Differences between vulnerability scanning and penetration testing often result from the inappropriate use of the terms. By confusing these two terms companies might miss a significant component of their overall network security profile. Vulnerability scans and vulnerability assessments serve the purpose to highlight the known vulnerabilities of a company’s environment. This action is performed by using tools that search for known vulnerabilities of operating systems, applications, wireless access points, firewalls and so forth. On the other hand, penetration testing is an active attempt to exploit the weaknesses of a company environment. While both are important functions – both have their place in measuring and understanding the risks that businesses face. A vulnerability scan, for example, can today be automated and run in the background. A penetration test requires significant expertise and patience to learn the environment and attempt various break-ins.

Vulnerability scanning is a regularly scheduled type of good business practice and might be an ongoing project or run monthly at smaller sites. Often the vulnerability scanner will be integrated within a larger environment. Penetration testing is much more likely to be done on an annual basis using very skilled analysts who are external to the company to avoid any conflict of interest. Common engineering practice is to perform a vulnerability scan when adding new equipment or software before the deployment is finalized to ensure the configuration is sound.  Most companies perform vulnerability scans at least quarterly after the value of such action is proven. Vulnerability scans typically detect issues such as misconfigurations, the use of excessive or unneeded protocols, open ports that should be closed, outdated certificates and the use of services that expose company information.

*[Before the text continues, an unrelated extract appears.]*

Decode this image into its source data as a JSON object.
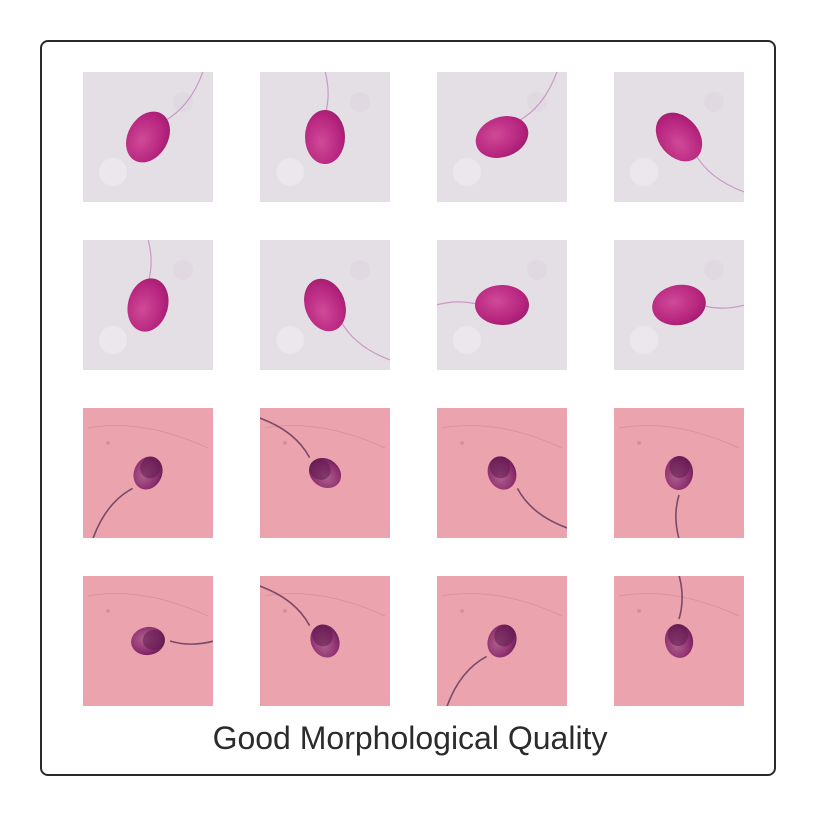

One item that the Security Officer in every organization should recommend is to create and maintain a baseline report on key equipment and software.  This document provides a reasonable snapshot at a point in time and can be used to explain vulnerabilities to executives as well as be used as a roadmap for mitigations.  The regular use of a vulnerability scanner can alert the network defenders to any unauthorized changes to the environment where the baseline is known and monitored.
Penetration testing is most often performed by a 3rd party external vendor and is quite different from the vulnerability scans. Penetration tests will work to identify (and exploit) most any weakness that a threat actor could exploit including physical weaknesses, forgotten or legacy databases that store valid user credentials in unencrypted form, unencrypted transmissions, improperly configured hardware and software, and captures of password re-use. These might seem to be technical and quite sophisticated but knowing that your organization has improper security methods and practices may save significant embarrassment or potential fines in the case of regulated industries.  Today, more than ever, a strong security presence is required to avoid the expensive alternatives.